Hasan took direct aim at those in uniform, including 21-year-old Pvt. Francheska Velez, who had disarmed bombs in Iraq and recently learned she was nine weeks pregnant...
Hasan’s goal was to kill as many soldiers as possible. He was cold-eyed and systematic. We should have seen him coming...
The FBI and the Defense Department possessed sufficient information, collected over several years, to have detected Hasan’s radicalization. During his training, Hasan routinely and unmistakably violated strict standards by communicating with suspected terrorist Anwar al-Awlaki—email that the FBI intercepted. In 2007 he was required for his residency to give a scholarly psychiatric presentation.
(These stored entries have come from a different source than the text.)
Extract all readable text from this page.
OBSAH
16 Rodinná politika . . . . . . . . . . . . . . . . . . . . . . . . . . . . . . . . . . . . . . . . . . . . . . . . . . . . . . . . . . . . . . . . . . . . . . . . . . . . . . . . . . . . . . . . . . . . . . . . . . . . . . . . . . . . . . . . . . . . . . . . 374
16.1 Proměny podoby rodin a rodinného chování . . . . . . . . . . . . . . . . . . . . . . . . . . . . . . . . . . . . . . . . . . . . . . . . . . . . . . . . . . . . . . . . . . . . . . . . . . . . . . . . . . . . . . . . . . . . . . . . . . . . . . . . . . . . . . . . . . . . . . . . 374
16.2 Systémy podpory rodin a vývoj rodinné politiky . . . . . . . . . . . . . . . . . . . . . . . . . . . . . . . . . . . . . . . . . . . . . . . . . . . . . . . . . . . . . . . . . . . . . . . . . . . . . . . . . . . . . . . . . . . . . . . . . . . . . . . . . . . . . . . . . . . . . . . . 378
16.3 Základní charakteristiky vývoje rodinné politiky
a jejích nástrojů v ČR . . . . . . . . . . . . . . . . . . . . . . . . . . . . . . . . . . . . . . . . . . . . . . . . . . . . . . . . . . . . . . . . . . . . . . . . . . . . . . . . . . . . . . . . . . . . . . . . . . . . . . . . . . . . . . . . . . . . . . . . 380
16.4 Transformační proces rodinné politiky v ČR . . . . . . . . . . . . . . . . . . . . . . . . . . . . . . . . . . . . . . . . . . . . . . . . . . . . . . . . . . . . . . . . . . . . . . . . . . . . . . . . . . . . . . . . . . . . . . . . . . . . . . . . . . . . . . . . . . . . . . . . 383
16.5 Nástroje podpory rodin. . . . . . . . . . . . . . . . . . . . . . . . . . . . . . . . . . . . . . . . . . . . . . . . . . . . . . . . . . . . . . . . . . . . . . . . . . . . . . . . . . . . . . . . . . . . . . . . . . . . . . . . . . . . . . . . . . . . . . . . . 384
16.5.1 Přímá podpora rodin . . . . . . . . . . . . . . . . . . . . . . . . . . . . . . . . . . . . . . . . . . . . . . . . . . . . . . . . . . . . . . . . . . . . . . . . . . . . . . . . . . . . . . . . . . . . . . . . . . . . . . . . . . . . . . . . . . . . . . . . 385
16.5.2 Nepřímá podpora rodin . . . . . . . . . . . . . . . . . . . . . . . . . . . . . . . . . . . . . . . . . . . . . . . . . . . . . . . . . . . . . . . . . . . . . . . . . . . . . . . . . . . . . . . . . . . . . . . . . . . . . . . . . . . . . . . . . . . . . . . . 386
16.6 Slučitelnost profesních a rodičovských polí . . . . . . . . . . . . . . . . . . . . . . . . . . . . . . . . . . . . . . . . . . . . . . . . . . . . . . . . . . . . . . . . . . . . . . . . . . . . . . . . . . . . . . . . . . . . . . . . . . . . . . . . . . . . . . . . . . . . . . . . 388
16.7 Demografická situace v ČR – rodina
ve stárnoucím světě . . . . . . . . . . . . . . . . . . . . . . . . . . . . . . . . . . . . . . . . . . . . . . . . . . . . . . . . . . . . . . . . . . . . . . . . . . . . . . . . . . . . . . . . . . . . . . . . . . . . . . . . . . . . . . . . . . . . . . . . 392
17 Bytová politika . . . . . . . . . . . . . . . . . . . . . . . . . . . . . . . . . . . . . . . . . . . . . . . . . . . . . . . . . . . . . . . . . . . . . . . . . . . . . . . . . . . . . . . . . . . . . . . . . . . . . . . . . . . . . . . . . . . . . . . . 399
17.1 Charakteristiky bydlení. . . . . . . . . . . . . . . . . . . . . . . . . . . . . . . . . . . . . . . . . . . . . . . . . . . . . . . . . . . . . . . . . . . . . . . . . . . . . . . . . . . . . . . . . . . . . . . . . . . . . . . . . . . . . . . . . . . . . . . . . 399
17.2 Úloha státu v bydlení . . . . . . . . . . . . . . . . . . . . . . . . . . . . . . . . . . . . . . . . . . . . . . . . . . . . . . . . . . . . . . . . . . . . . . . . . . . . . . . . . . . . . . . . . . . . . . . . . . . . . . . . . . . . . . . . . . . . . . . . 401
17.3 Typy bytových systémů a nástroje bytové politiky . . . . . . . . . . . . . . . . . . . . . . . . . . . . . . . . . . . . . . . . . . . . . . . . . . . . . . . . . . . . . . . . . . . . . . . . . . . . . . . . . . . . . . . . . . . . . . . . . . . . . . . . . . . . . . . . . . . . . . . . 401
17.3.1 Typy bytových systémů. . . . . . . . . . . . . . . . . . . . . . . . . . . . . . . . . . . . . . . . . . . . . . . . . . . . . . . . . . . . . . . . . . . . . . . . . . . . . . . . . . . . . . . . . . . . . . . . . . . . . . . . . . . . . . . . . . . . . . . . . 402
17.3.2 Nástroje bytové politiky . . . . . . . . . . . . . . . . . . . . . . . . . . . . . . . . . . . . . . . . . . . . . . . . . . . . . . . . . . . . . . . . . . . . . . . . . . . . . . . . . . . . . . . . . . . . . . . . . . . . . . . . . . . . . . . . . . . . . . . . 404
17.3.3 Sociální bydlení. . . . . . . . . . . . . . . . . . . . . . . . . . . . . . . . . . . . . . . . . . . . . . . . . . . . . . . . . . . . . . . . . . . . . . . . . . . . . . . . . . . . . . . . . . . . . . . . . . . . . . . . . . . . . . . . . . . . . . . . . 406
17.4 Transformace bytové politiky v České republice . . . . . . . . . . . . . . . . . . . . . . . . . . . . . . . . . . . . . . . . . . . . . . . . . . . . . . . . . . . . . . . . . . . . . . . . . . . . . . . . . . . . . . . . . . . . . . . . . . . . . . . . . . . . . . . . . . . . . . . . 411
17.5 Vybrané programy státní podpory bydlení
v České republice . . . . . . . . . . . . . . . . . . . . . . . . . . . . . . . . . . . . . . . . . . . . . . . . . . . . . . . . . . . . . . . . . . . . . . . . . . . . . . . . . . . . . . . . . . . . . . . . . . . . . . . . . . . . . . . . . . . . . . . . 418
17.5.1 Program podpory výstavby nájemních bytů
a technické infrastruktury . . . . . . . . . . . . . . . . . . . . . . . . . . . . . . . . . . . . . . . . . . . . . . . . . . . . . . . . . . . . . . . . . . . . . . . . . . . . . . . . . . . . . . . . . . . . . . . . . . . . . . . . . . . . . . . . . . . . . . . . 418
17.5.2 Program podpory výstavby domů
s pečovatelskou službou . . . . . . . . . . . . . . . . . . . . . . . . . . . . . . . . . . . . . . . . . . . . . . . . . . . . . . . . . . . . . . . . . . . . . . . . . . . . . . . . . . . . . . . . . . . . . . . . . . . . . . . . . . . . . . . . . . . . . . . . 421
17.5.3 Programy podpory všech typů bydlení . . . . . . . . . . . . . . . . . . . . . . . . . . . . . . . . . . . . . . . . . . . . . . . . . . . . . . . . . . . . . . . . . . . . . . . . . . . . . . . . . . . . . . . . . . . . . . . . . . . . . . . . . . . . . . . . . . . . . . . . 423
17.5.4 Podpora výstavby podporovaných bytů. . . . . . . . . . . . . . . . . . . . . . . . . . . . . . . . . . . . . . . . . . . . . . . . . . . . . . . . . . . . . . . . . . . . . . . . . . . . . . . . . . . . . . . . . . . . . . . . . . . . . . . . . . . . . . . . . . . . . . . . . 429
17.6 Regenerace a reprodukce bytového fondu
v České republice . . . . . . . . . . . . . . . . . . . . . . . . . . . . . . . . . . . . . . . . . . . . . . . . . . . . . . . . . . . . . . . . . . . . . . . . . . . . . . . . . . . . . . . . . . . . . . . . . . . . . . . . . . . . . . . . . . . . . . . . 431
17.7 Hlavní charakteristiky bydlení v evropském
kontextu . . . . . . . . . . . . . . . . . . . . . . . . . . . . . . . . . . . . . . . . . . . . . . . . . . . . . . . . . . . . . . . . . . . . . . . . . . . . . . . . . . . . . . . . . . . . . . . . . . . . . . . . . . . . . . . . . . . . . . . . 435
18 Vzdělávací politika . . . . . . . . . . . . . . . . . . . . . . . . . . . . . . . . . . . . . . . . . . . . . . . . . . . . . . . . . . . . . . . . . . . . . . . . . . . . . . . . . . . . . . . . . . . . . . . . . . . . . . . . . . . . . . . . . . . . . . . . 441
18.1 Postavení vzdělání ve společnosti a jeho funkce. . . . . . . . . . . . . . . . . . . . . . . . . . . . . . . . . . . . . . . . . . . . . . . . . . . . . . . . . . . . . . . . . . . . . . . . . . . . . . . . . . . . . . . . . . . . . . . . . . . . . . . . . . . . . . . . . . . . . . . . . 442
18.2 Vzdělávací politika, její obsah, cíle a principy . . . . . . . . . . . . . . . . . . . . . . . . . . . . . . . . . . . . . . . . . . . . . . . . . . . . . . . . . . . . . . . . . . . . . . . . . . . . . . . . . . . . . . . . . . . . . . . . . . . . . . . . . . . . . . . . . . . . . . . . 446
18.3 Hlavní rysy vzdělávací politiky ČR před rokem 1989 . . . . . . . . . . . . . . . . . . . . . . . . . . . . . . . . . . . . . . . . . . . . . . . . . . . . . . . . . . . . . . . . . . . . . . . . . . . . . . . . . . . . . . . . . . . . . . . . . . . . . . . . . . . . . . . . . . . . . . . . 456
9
Instead he lectured on Islam, stating that nonbelievers should be beheaded and set on fire, and suggested that Muslim-Americans in the military pose a risk of fratricide. In another talk, Hasan justified suicide bombings on grounds that the U.S. is at war with Islam...
It is a gross miscarriage of justice that no one who supervised the shooter—overlooked his behavior and promoted him—has been held accountable. That the massacre is still labeled an incident of workplace violence committed by a disgruntled employee is delusional and contemptible. Because the massacre was not recognized as a terrorist attack, victims were deemed ineligible for combat-injury benefits, the Purple Heart, and its civilian counterpart, the Defense of Freedom medal. Three successive defense secretaries refused to change this designation, and five years passed...
Survivors of the massacre and the families of the dead are now finding some measure of justice. Congress has rewritten the language governing fallen warriors, and Army Secretary John McHugh has announced that Fort Hood victims will receive long-overdue medals. They will be offered burial plots at Arlington National Cemetery and compensation pay upon retirement. But further details remain unclear...
The victims of Nidal Hasan were denied pay, benefits and recognition because our leaders refused to acknowledge what the massacre clearly was: an act of terror by an Islamic extremist. They said it wasn’t combat, but it sure as hell felt like that. Hasan turned Fort Hood into a battlefield...
Congress has provided an opening to give my fellow soldiers what they are owed. It’s time for the Army to do so.